Tudo isso impõe a necessidade de mudança do nosso padrão de vida. A degradação do meio ambiente gera impacto não só na carga de doenças infectocontagiosas e transmissíveis, devido às alterações que provoca no ciclo das águas e de vetores de doenças, por exemplo, como também na incidência de doenças crônicas, geradas pela poluição e pelo estresse das áreas urbanas – o que envolve violência e acidentes de trânsito. Mesmo se ter saúde se reduzisse a não estar doente, já teríamos um problema: a carga de doenças é cada vez maior em nossa sociedade. E se considerarmos que ser saudável é viver em completo bem-estar, com qualidade de vida e felicidade, perceberemos que vivemos em uma sociedade doente. De fato, vivenciamos um drástico aumento no padrão global de consumo, mas isso não significa que as pessoas estão mais felizes; significa que todos estão consumindo mais. No entanto, um maior padrão de consumo não se traduz, necessariamente, em bem-estar e felicidade. Cada vez mais pessoas têm carros, passam mais tempo paradas, estressadas, emitindo mais poluentes. Nas grandes cidades, prevalece a lógica da especulação imobiliária e praças e áreas arborizadas dão lugar a edifícios e estacionamentos, excluindo espaços coletivos de convivência e lazer, fundamentais para a qualidade de vida. Isso leva ao sedentarismo e, logo, a mais tempo de vida doentes.
O senhor afirma que desastres como enchentes e inundações não são naturais e, sim, produções sociais. Neste sentido, qual seria o papel do setor saúde na prevenção e na resposta a tais eventos?

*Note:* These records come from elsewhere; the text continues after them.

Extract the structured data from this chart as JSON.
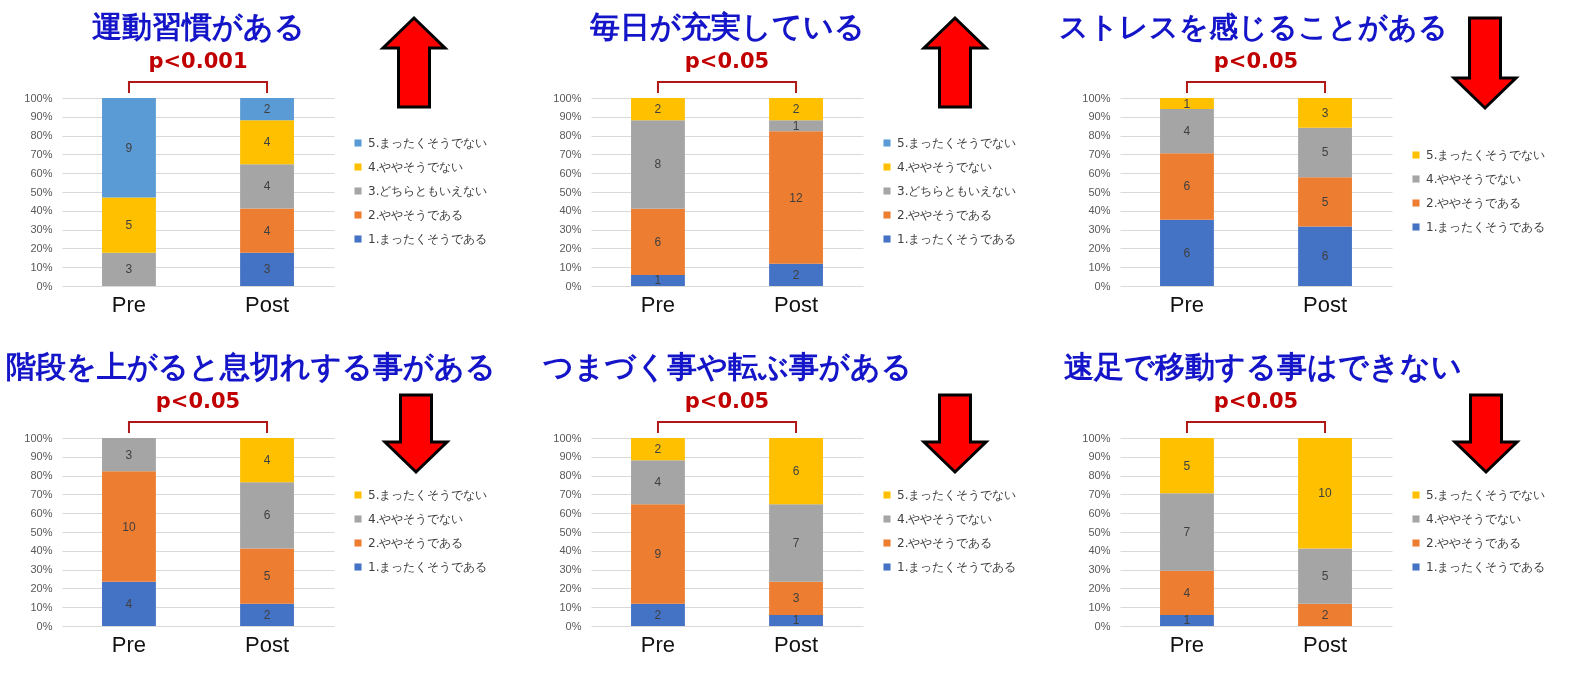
{
  "chart_data": [
    {
      "type": "bar",
      "stacked": true,
      "title": "運動習慣がある",
      "categories": [
        "Pre",
        "Post"
      ],
      "annotations": [
        "p<0.001",
        "9",
        "5",
        "3",
        "2",
        "4",
        "4",
        "4",
        "3"
      ],
      "series": [
        {
          "name": "1.まったくそうである",
          "color": "#4472c4",
          "values": [
            null,
            17.7
          ]
        },
        {
          "name": "2.ややそうである",
          "color": "#ed7d31",
          "values": [
            null,
            23.5
          ]
        },
        {
          "name": "3.どちらともいえない",
          "color": "#a5a5a5",
          "values": [
            17.7,
            23.5
          ]
        },
        {
          "name": "4.ややそうでない",
          "color": "#ffc000",
          "values": [
            29.4,
            23.5
          ]
        },
        {
          "name": "5.まったくそうでない",
          "color": "#5b9bd5",
          "values": [
            52.9,
            11.8
          ]
        }
      ],
      "ylim": [
        0,
        100
      ],
      "yticks": [
        {
          "value": 0,
          "label": "0%"
        },
        {
          "value": 10,
          "label": "10%"
        },
        {
          "value": 20,
          "label": "20%"
        },
        {
          "value": 30,
          "label": "30%"
        },
        {
          "value": 40,
          "label": "40%"
        },
        {
          "value": 50,
          "label": "50%"
        },
        {
          "value": 60,
          "label": "60%"
        },
        {
          "value": 70,
          "label": "70%"
        },
        {
          "value": 80,
          "label": "80%"
        },
        {
          "value": 90,
          "label": "90%"
        },
        {
          "value": 100,
          "label": "100%"
        }
      ],
      "grid": "y",
      "legend": "right"
    },
    {
      "type": "bar",
      "stacked": true,
      "title": "毎日が充実している",
      "categories": [
        "Pre",
        "Post"
      ],
      "annotations": [
        "p<0.05",
        "2",
        "8",
        "6",
        "1",
        "2",
        "1",
        "12",
        "2"
      ],
      "series": [
        {
          "name": "1.まったくそうである",
          "color": "#4472c4",
          "values": [
            5.9,
            11.8
          ]
        },
        {
          "name": "2.ややそうである",
          "color": "#ed7d31",
          "values": [
            35.2,
            70.5
          ]
        },
        {
          "name": "3.どちらともいえない",
          "color": "#a5a5a5",
          "values": [
            47.1,
            5.9
          ]
        },
        {
          "name": "4.ややそうでない",
          "color": "#ffc000",
          "values": [
            11.8,
            11.8
          ]
        },
        {
          "name": "5.まったくそうでない",
          "color": "#5b9bd5",
          "values": [
            null,
            null
          ]
        }
      ],
      "ylim": [
        0,
        100
      ],
      "yticks": [
        {
          "value": 0,
          "label": "0%"
        },
        {
          "value": 10,
          "label": "10%"
        },
        {
          "value": 20,
          "label": "20%"
        },
        {
          "value": 30,
          "label": "30%"
        },
        {
          "value": 40,
          "label": "40%"
        },
        {
          "value": 50,
          "label": "50%"
        },
        {
          "value": 60,
          "label": "60%"
        },
        {
          "value": 70,
          "label": "70%"
        },
        {
          "value": 80,
          "label": "80%"
        },
        {
          "value": 90,
          "label": "90%"
        },
        {
          "value": 100,
          "label": "100%"
        }
      ],
      "grid": "y",
      "legend": "right"
    },
    {
      "type": "bar",
      "stacked": true,
      "title": "ストレスを感じることがある",
      "categories": [
        "Pre",
        "Post"
      ],
      "annotations": [
        "p<0.05",
        "1",
        "4",
        "6",
        "6",
        "3",
        "5",
        "5",
        "6"
      ],
      "series": [
        {
          "name": "1.まったくそうである",
          "color": "#4472c4",
          "values": [
            35.3,
            31.6
          ]
        },
        {
          "name": "2.ややそうである",
          "color": "#ed7d31",
          "values": [
            35.3,
            26.3
          ]
        },
        {
          "name": "4.ややそうでない",
          "color": "#a5a5a5",
          "values": [
            23.5,
            26.3
          ]
        },
        {
          "name": "5.まったくそうでない",
          "color": "#ffc000",
          "values": [
            5.9,
            15.8
          ]
        }
      ],
      "ylim": [
        0,
        100
      ],
      "yticks": [
        {
          "value": 0,
          "label": "0%"
        },
        {
          "value": 10,
          "label": "10%"
        },
        {
          "value": 20,
          "label": "20%"
        },
        {
          "value": 30,
          "label": "30%"
        },
        {
          "value": 40,
          "label": "40%"
        },
        {
          "value": 50,
          "label": "50%"
        },
        {
          "value": 60,
          "label": "60%"
        },
        {
          "value": 70,
          "label": "70%"
        },
        {
          "value": 80,
          "label": "80%"
        },
        {
          "value": 90,
          "label": "90%"
        },
        {
          "value": 100,
          "label": "100%"
        }
      ],
      "grid": "y",
      "legend": "right"
    },
    {
      "type": "bar",
      "stacked": true,
      "title": "階段を上がると息切れする事がある",
      "categories": [
        "Pre",
        "Post"
      ],
      "annotations": [
        "p<0.05",
        "3",
        "10",
        "4",
        "4",
        "6",
        "5",
        "2"
      ],
      "series": [
        {
          "name": "1.まったくそうである",
          "color": "#4472c4",
          "values": [
            23.5,
            11.8
          ]
        },
        {
          "name": "2.ややそうである",
          "color": "#ed7d31",
          "values": [
            58.8,
            29.4
          ]
        },
        {
          "name": "4.ややそうでない",
          "color": "#a5a5a5",
          "values": [
            17.7,
            35.3
          ]
        },
        {
          "name": "5.まったくそうでない",
          "color": "#ffc000",
          "values": [
            null,
            23.5
          ]
        }
      ],
      "ylim": [
        0,
        100
      ],
      "yticks": [
        {
          "value": 0,
          "label": "0%"
        },
        {
          "value": 10,
          "label": "10%"
        },
        {
          "value": 20,
          "label": "20%"
        },
        {
          "value": 30,
          "label": "30%"
        },
        {
          "value": 40,
          "label": "40%"
        },
        {
          "value": 50,
          "label": "50%"
        },
        {
          "value": 60,
          "label": "60%"
        },
        {
          "value": 70,
          "label": "70%"
        },
        {
          "value": 80,
          "label": "80%"
        },
        {
          "value": 90,
          "label": "90%"
        },
        {
          "value": 100,
          "label": "100%"
        }
      ],
      "grid": "y",
      "legend": "right"
    },
    {
      "type": "bar",
      "stacked": true,
      "title": "つまづく事や転ぶ事がある",
      "categories": [
        "Pre",
        "Post"
      ],
      "annotations": [
        "p<0.05",
        "2",
        "4",
        "9",
        "2",
        "6",
        "7",
        "3",
        "1"
      ],
      "series": [
        {
          "name": "1.まったくそうである",
          "color": "#4472c4",
          "values": [
            11.8,
            5.9
          ]
        },
        {
          "name": "2.ややそうである",
          "color": "#ed7d31",
          "values": [
            52.9,
            17.6
          ]
        },
        {
          "name": "4.ややそうでない",
          "color": "#a5a5a5",
          "values": [
            23.5,
            41.2
          ]
        },
        {
          "name": "5.まったくそうでない",
          "color": "#ffc000",
          "values": [
            11.8,
            35.3
          ]
        }
      ],
      "ylim": [
        0,
        100
      ],
      "yticks": [
        {
          "value": 0,
          "label": "0%"
        },
        {
          "value": 10,
          "label": "10%"
        },
        {
          "value": 20,
          "label": "20%"
        },
        {
          "value": 30,
          "label": "30%"
        },
        {
          "value": 40,
          "label": "40%"
        },
        {
          "value": 50,
          "label": "50%"
        },
        {
          "value": 60,
          "label": "60%"
        },
        {
          "value": 70,
          "label": "70%"
        },
        {
          "value": 80,
          "label": "80%"
        },
        {
          "value": 90,
          "label": "90%"
        },
        {
          "value": 100,
          "label": "100%"
        }
      ],
      "grid": "y",
      "legend": "right"
    },
    {
      "type": "bar",
      "stacked": true,
      "title": "速足で移動する事はできない",
      "categories": [
        "Pre",
        "Post"
      ],
      "annotations": [
        "p<0.05",
        "5",
        "7",
        "4",
        "1",
        "10",
        "5",
        "2"
      ],
      "series": [
        {
          "name": "1.まったくそうである",
          "color": "#4472c4",
          "values": [
            5.9,
            null
          ]
        },
        {
          "name": "2.ややそうである",
          "color": "#ed7d31",
          "values": [
            23.5,
            11.8
          ]
        },
        {
          "name": "4.ややそうでない",
          "color": "#a5a5a5",
          "values": [
            41.2,
            29.4
          ]
        },
        {
          "name": "5.まったくそうでない",
          "color": "#ffc000",
          "values": [
            29.4,
            58.8
          ]
        }
      ],
      "ylim": [
        0,
        100
      ],
      "yticks": [
        {
          "value": 0,
          "label": "0%"
        },
        {
          "value": 10,
          "label": "10%"
        },
        {
          "value": 20,
          "label": "20%"
        },
        {
          "value": 30,
          "label": "30%"
        },
        {
          "value": 40,
          "label": "40%"
        },
        {
          "value": 50,
          "label": "50%"
        },
        {
          "value": 60,
          "label": "60%"
        },
        {
          "value": 70,
          "label": "70%"
        },
        {
          "value": 80,
          "label": "80%"
        },
        {
          "value": 90,
          "label": "90%"
        },
        {
          "value": 100,
          "label": "100%"
        }
      ],
      "grid": "y",
      "legend": "right"
    }
  ]
}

O clima tem, naturalmente, um certo grau de variabilidade. Sob a perspectiva meteorológica, sempre houve chuvas, furacões, terremotos, tsunamis, secas. O que muda, na atualidade, é que esses eventos estão se tornando mais frequentes e mais intensos e a população está cada vez mais vulnerável a eles. Por isso, defendemos que esses desastres não são naturais – são uma produção social. A chuva e a estiagem são processos da natureza. Eles se transformam em desastres quando nós não temos condições de enfrentá-los. E, dentre essas condições de enfrentamento, está a resposta do setor saúde. Um exemplo atual é a crise hídrica de São Paulo. Em 1994, o Sistema Cantareira atingiu o mesmo nível de 4% registrado no início de 2015; isto é cíclico. Mas, este ano, esse processo se deu de forma mais prolongada e intensa, em comparação há vinte anos. E isso traz consequências diretas para a Saúde. Com a crise hídrica as pessoas começam a armazenar mais água em casa, o que aumenta a quantidade de criadouros do mosquito Aedes aegypti e o risco de uma epidemia de dengue. Por isso é preocupante que a crise hídrica que atingiu São Paulo chegue também ao Rio de Janeiro e a outras grandes cidades brasileiras sem que nenhuma política pública tenha sido efetivamente implementada, não só em relação à geração bruta de água para a população, mas também no que diz respeito à recomposição de florestas e a uma série de ações que contribuiriam para a combinação da preservação dos ecossistemas com a geração de água de qualidade. Nada disso ocorreu nos últimos 20 anos.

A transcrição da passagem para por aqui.